Got one word for you: prions. Standard sanitization procedures do not work with them, and if the hospital is not setup to decontaminate for prions, they're unlikely to be able to to it during the crisis.

see https://www.memphis.edu/ehs/pdfs/deconprions.pdf for what it takes.



That is a valid argument for neurological equipment, which has the highest liklihood of infection for prions, but during this pandemic, the likelihood of prion transmission is very remote, probably to the point that it approaches zero, and is probably zero for these valves.


Not all prions need to break skin to be an issue. Kuru, one of the more infamous prions, was transmitted orally [0]. Mad Cow is also thought to be transmitted orally, but research is on going.
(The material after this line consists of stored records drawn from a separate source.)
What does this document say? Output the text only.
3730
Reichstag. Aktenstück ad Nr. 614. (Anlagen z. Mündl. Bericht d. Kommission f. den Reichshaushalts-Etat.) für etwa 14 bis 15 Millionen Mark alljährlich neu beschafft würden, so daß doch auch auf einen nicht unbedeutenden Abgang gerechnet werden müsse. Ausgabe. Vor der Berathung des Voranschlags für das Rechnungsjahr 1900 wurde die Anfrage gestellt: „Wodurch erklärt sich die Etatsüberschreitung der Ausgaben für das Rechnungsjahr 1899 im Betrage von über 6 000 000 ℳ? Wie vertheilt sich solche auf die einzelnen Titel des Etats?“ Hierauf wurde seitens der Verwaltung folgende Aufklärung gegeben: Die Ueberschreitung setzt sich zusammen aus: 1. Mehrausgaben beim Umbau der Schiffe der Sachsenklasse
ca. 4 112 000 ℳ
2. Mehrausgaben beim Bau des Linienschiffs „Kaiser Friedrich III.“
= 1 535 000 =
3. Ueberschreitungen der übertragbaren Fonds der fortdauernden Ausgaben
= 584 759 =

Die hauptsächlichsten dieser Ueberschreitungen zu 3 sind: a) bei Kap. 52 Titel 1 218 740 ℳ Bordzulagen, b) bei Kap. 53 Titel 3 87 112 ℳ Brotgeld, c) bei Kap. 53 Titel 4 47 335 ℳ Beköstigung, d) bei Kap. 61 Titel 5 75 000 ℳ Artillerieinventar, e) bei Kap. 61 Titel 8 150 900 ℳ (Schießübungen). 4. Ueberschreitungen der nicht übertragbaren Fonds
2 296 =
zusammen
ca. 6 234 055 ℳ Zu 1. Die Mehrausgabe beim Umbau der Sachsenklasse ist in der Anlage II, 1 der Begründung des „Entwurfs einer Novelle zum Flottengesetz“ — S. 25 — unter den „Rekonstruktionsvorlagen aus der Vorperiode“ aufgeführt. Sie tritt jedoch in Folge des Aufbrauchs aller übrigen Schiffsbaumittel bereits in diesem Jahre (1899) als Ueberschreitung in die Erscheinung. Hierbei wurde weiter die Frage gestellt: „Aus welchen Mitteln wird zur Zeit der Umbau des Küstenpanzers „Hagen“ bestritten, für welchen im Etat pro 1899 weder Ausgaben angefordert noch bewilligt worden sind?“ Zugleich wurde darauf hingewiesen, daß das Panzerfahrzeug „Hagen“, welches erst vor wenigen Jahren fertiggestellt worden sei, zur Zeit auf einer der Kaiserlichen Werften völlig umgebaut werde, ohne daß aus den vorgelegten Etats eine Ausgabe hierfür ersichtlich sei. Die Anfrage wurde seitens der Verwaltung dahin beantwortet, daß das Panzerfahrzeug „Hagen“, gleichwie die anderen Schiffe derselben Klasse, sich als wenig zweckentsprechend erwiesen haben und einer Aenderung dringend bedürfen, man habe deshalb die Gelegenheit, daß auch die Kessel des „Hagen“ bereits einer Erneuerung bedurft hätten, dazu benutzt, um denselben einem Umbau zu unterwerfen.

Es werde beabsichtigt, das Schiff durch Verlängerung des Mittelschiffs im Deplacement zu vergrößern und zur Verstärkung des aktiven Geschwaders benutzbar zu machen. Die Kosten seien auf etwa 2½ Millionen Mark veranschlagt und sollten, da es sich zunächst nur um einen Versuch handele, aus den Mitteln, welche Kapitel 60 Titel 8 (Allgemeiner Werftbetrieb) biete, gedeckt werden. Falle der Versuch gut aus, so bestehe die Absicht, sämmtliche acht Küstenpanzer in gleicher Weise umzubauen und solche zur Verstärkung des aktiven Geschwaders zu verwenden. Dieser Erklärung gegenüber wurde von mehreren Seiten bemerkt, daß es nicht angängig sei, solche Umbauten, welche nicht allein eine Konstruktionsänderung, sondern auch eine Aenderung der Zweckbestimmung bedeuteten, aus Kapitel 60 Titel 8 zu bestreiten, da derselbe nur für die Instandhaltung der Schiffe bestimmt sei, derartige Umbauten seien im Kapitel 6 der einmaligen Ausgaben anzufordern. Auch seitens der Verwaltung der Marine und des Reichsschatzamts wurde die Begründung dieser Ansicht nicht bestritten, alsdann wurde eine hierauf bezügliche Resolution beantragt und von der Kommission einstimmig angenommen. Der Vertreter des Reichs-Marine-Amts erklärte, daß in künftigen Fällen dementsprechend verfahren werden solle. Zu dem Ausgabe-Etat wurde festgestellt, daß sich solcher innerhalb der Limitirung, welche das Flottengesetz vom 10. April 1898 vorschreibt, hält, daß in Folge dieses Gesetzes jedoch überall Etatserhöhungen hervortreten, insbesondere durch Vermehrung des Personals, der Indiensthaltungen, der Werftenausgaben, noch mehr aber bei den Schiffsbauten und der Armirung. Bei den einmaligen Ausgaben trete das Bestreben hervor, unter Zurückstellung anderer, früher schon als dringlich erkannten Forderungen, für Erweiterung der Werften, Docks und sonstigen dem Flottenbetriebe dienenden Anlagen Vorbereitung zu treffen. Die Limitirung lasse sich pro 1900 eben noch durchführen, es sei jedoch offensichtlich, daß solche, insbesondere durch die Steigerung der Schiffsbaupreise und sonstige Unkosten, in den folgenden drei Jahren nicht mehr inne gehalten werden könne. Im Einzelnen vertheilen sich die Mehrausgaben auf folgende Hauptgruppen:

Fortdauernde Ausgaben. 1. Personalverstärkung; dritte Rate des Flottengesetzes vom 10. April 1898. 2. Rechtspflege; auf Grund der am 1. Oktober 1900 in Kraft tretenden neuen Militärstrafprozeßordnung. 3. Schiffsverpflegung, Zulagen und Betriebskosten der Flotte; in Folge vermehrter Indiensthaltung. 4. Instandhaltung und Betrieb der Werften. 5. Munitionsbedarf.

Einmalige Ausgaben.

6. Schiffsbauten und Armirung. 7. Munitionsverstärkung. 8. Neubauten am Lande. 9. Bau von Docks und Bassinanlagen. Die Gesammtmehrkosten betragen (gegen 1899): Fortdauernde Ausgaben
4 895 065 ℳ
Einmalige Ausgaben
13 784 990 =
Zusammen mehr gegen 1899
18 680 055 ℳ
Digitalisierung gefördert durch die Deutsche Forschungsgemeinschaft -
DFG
Though a low possibility, the absolute last thing you need is an even more complicated issue running about during a world-wide triage/crisis. To save live you are trying to eliminate variables, not add to them.

[0] Kuru is not something you want to research whilst eating, fyi. Hell, none of them are.


transmitted orally from eating neural tissues not from prions in saliva that could contaminate medical equipment such as ventilators (that's my understanding at least)


Mad Cow is still active in it's research. We cannot yet rule out that salivary contact is a transmitter of prions, though I agree that it is very unlikely.

https://www.thelancet.com/journals/laninf/article/PIIS1473-3...



>Autoclave at 132 C for 4.5 hours

All hospitals should have autoclaves, shouldn't they?



Every biology adjacent facility I've ever heard of requires them for at a minimum biohazard waste disposal. I don't know how a hospital could not have enough given that all those plastic one time use parts still get autoclaved after disposal.

In terms of overall mass, sterilizing all those parts should be equivalent to throwing them away. It would require different internal procedures though, I don't think people are used to saving and reusing things. And it would be more labor intensive. And autoclaving might destroy the parts.

Most of which seem like reasonable tradeoffs in an emergency.